2026年1月3日,天气阴
这该死的气温越来越冷了,我穿梭在某地区无人看管的原始森林中,传说有一个幸运的家伙在这里发现了血树从而获得了难以想象的金钱,所以我也打算来这里试试运气。
可我的运气并不好,我在这里已经呆了一个多月,带来的物质都快要用完,却依然没找到任何血树的身影。
真是该死,这片森林为什么这么大,它就像是一个没有尽头的迷宫,我完全不可能用自己的双腿把这片森林搜索完。
如果明天再找不到血树,我就只能又回到以前那个肮脏的下水道,我身上所有的钱都拿来买物质了,我很难再来一次。
没有太阳,低温,高耸的树木,森林里笼罩着一层冰霜一样的薄雾,让我感觉随时会被冻死在这里。
我呼出一口白气,双手使劲揉搓了一下快要冻僵的胳膊,掌心传来单薄又劣质的衣服触感。
我背上背着的斧头又大又沉,勒得我肩膀的骨头都发痛,我抖了抖身体缓解不适,继续往前走。
我拨开碍事的野草,穿梭在树林间,想要在天黑前完成搜索。
突然,我眼前一亮。
在一堆树木簇拥着的中间,有一颗树皮树枝甚至树叶都泛着血红的树!
我不可思议的拼命眨动眼睛,真怕这是我的幻觉。
我慌忙的从上衣口袋里掏出一张被撕下来的报纸,内容是关于血树的新闻,而上面一张特写的图案,正是和我眼前一模一样的血树。
确认无误后,我兴奋的抽出后背的斧头,向血树走了过去。
血树在其它高大的树木中间显得是那么的娇小,它只有不到两米的高度,树干只有正常成年男人的腰那么粗,看起来没什么危险性。
没错,在血树的新闻里特定说明了它的危险性,这种树会攻击人,而且流出来的树汁有制幻效果。
尽管新闻里把它描写得多么恐怖,可为了一夜暴富任然有不怕死的人为它前赴后继,而我也不例外。
我再也忍不住在脸上露出笑容,我双手握斧快跑几步,狠狠使力砍在了血树的树干上。
一声刺耳的哀嚎夹杂着惨叫从树干里传出来,红色的树汁从树干里飞溅出来,有几滴甚至掉在了我的眼睛里。
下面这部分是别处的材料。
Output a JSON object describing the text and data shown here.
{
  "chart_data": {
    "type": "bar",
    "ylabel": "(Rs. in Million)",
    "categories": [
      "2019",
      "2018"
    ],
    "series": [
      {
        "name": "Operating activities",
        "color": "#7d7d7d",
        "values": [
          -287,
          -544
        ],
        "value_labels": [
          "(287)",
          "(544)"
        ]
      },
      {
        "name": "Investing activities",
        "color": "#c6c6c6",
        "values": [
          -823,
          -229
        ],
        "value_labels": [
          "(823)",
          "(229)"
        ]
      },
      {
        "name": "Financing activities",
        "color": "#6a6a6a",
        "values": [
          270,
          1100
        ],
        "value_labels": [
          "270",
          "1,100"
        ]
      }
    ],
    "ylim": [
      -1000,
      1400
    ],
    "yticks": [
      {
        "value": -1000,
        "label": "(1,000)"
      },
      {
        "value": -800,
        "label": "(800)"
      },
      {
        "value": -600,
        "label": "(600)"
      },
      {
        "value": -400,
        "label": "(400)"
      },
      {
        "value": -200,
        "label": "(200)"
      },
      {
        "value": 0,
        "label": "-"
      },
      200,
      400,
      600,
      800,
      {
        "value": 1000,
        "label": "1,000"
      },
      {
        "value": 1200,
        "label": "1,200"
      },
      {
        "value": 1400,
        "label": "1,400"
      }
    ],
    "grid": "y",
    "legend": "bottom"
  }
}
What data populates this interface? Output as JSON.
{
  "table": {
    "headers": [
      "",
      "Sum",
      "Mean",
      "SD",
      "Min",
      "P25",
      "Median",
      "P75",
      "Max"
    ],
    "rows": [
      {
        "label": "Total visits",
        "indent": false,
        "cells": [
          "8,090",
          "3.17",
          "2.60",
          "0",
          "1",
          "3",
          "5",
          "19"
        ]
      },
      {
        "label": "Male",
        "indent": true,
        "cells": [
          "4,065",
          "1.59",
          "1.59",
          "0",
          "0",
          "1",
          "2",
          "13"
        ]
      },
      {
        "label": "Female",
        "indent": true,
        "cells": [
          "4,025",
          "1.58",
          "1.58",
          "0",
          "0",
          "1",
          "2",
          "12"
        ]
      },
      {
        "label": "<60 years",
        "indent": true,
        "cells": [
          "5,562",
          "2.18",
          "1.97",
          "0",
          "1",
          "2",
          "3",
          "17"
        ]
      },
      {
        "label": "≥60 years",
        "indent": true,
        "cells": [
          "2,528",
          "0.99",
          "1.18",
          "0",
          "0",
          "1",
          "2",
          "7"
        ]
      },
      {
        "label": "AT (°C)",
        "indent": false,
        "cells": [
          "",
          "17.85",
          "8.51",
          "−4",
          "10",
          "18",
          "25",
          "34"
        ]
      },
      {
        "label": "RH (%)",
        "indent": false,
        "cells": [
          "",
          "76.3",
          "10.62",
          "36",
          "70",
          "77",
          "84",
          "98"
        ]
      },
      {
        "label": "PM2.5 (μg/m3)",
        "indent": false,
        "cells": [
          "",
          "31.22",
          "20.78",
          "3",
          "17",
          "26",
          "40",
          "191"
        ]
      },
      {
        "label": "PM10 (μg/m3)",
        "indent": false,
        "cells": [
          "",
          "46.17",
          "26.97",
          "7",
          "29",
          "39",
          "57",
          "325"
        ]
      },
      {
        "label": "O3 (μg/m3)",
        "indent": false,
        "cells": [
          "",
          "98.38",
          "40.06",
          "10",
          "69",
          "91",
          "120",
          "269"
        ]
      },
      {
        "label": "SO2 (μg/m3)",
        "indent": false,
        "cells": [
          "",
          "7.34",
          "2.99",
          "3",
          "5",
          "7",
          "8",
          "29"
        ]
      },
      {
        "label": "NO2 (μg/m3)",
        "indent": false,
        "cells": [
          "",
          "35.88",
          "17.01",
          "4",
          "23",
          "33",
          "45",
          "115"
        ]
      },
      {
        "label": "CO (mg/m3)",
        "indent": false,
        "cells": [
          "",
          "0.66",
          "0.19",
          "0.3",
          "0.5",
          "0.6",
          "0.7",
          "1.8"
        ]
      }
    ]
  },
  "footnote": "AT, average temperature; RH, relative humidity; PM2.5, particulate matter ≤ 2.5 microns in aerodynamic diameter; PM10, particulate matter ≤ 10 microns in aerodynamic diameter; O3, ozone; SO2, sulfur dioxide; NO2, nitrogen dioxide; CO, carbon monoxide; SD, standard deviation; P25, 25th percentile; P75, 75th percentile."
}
哀嚎?我手中的动作一滞,一股难以言语的不适感攀上心头。
怎么回事?一棵树怎么可能发出声音?
还没等我砍下第二斧,我就感觉到一股强而有力的拉力拽住了我的肩膀。
我赶紧回头,看到的居然是一根红色的树枝缠住了我的肩膀。
瞬间我全都明白了,心里的不适也如潮水般退去。
这是一颗奇怪的树,它会攻击还会让人产生幻觉,刚刚的叫声一定是这棵该死的树在搞鬼。
我抬头,果然看到了更多向我袭击过来的树枝。
不想错失这次机会,而且我也没什么输不起了,大不了就是玩命。
我的身体爆发出从未有过的力量,我不去管那些攻击我的树枝,任由它们在我身体上抽打,我一次又一次疯狂的集中砍在树干上。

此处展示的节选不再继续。